US Stocks Close Lower After Late-Day Rally
Michael Nagle/Bloomberg News
U.S. stocks surged back to pare the biggest one-day selloff in five months, with the Dow Jones Industrial Average cutting a loss of 550 points by two-thirds as investors speculated the rout that’s wiped more than $15 trillion from global equities has gone too far too fast.
A plunge that took oil past $27 a barrel sparked earlier selling that brought global equities near a bear market and fueled haven demand.
The Nasdaq Composite Index and the Standard & Poor’s 500 Index shaved losses of more than 3.5% as chip shares and those with the most short interest rallied. The afternoon surge wasn’t enough to push either into the green at the close, and both ended at the lowest levels in at least 15 months.
“Everybody has been perched on the edge of their chair waiting to see a capitulation day, in which you get a really steep flush in equities,” said Mark Luschini, chief investment strategist in Philadelphia at Janney, which oversees about $68 billion. “That’s usually indicative of a point where a market may stage a reversal, and we had that today.”
MSCI Inc.’s gauge of global equities fell to 19% below its May record, clawing back from the precipice of a bear market.
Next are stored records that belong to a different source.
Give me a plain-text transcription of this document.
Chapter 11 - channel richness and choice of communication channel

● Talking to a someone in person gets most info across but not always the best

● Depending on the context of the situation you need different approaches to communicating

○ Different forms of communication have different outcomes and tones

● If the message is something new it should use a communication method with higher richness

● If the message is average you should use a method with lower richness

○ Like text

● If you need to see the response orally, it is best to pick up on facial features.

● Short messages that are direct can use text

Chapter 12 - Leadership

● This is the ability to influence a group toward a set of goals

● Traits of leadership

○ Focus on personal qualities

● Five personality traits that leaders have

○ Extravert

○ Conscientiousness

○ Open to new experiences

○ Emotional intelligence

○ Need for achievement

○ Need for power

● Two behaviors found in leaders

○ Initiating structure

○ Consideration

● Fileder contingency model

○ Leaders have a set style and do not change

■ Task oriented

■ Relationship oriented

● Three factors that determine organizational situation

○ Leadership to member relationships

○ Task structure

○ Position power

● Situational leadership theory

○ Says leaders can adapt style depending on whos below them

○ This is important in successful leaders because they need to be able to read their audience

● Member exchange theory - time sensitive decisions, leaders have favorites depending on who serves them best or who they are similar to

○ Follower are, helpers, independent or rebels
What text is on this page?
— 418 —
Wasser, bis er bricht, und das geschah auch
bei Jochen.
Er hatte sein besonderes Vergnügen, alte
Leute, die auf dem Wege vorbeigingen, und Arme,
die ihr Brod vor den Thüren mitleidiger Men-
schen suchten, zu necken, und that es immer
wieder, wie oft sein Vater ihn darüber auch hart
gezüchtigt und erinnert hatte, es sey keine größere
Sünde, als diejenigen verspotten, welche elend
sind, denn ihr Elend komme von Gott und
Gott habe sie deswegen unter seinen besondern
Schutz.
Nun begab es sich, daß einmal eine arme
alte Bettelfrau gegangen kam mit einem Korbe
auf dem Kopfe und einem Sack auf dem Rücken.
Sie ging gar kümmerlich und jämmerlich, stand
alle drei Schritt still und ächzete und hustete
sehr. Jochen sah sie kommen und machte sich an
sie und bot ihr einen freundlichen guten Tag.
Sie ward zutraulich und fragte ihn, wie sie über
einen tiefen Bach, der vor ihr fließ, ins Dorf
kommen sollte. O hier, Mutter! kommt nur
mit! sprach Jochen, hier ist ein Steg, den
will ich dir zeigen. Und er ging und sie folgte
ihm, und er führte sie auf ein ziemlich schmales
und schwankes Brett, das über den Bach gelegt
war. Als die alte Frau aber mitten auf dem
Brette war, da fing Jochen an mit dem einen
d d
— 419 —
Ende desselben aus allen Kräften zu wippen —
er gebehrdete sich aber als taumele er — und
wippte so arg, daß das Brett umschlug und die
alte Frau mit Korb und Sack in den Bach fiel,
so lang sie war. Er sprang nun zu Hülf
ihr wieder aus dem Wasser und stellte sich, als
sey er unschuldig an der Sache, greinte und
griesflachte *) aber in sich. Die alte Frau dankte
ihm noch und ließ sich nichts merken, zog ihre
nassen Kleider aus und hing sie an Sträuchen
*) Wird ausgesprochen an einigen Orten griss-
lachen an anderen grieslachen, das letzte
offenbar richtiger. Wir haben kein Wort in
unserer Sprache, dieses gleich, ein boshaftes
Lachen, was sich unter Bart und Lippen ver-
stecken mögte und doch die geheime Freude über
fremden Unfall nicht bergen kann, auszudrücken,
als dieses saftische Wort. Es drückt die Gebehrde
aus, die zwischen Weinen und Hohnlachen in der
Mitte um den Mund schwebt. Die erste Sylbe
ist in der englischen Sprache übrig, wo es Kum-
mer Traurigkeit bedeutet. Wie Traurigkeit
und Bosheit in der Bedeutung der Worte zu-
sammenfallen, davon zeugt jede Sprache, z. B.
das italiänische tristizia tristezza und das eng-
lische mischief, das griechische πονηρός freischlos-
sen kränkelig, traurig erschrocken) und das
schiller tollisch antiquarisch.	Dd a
Emerging shares remained 3% lower, while Russia’s ruble and Mexico’s peso fell to records. Yields on 10-year Treasuries dropped below 2% and the yen jumped to a one-year high.
“There are a lot of things behind” the selloff, Stephen Schwarzman, CEO of Blackstone Group, said in an interview Jan. 20 with Bloomberg Television’s Erik Schatzker from Davos, Switzerland. “You have economic things such as the slowing of the U.S. economy, which has been pretty gradual. You’ve got energy going down so quickly that you can almost get windburn. You’ve got China as an issue, which is is probably overdone. So when you put those factors together you have an unattractive brew along with the concern the Federal Reserve will raise rates and slow the economy further.”